There are limitations to the present study. First is the short follow-up of 2 years. Although only long-term results should be considered valid, initial evaluation of bony alterations is necessary to identify undesirable results (53). Early migration analysis may allow a prediction of implant survival (47) and the reaction of environmental bone in the early stage may help to predict the long-term outcome. Second, the method used to measure subsidence lacks some accuracy in comparison to radiostereometric analysis (RSA) or EBRA (Einzel-Bild-Röntgen-Analyse) analysis. Nevertheless, Bieger et al (24) recommended the greater and lesser trochanter as well as the shoulder of the implant as reference structures for the evaluation of implant subsidence on plain radiographs. Accuracy was shown to be between ±1.3 mm and ±4.6 mm depending on the different distances measured and the usage of the conventional or digital method.
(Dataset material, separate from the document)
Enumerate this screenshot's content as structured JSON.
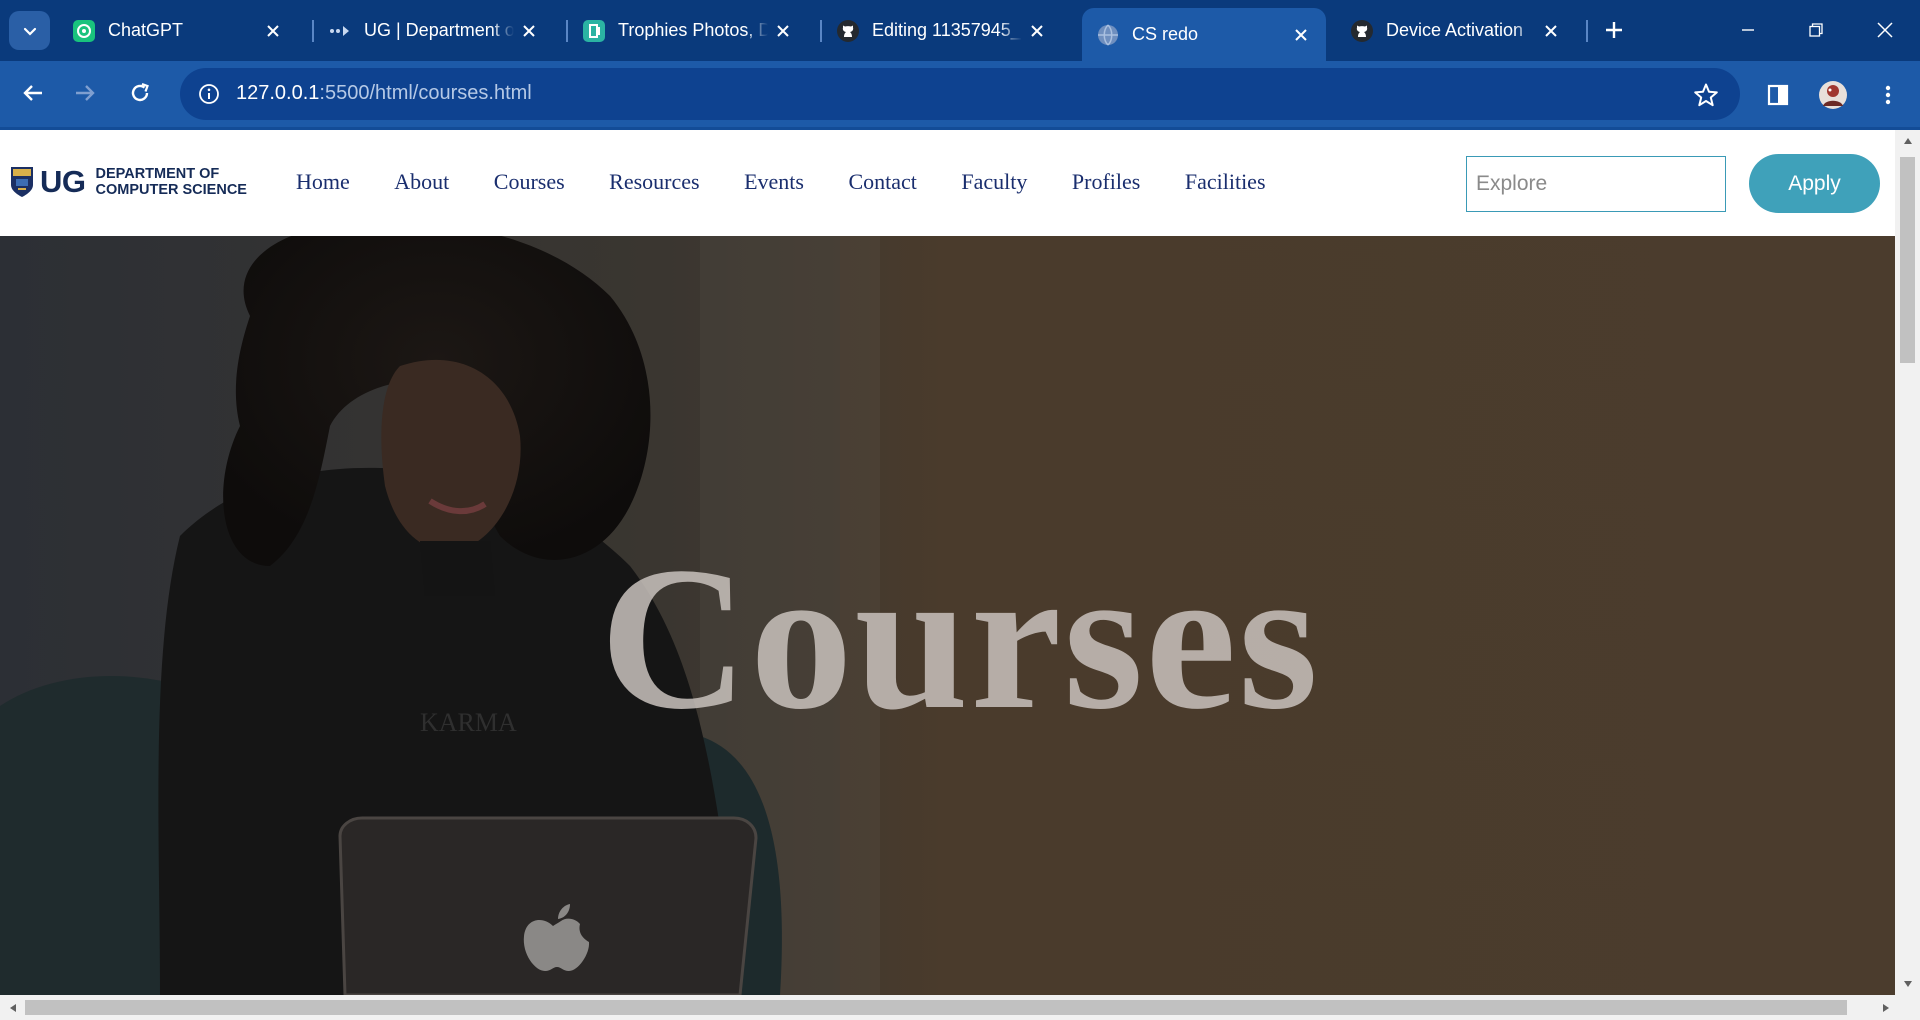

Therefore, according to Bieger et al (24) subsidence of an implant should not be assumed before a determined difference of 2 mm as a minimum. In the near future an EBRA evaluation will be done using the investigated stem to confirm the results. Also, the radiological method used to evaluate femoral bone loss and stress-shielding is rather inaccurate compared to the usage of DEXA scans. However, given the size of the collective this method would have resulted in intense effort and costs. Future investigations will have to verify the results. As a third limitation, since the Orthopaedic Department of St. Josefs Hospital Wiesbaden is a reference clinic of the investigated stem, the results have to be confirmed by other clinics.
Conclusion
The low incidence of bony alterations after a follow-up of 2 years indicates stable and durable osteointegration and normal load distribution of the investigated short-stem. Almost no progression of very mild initial subsidence underlines these findings. The results of this radiographic analysis give support to the principle of using metaphyseal anchoring, calcar guided short-stems. Future investigations should evaluate whether these results are maintained at a long-term follow-up.
Footnotes
Financial support: Mathys Ltd. Switzerland funded the cost for additional outpatient radiological follow-up examinations.
Conflict of interest: Prof. Dr. Joachim Pfeil and Prof. Dr. Werner Siebert have a contract as medical advisor to Mathys Ltd. Bettlach, Switzerland. All other authors declare that they have no conflict of interests.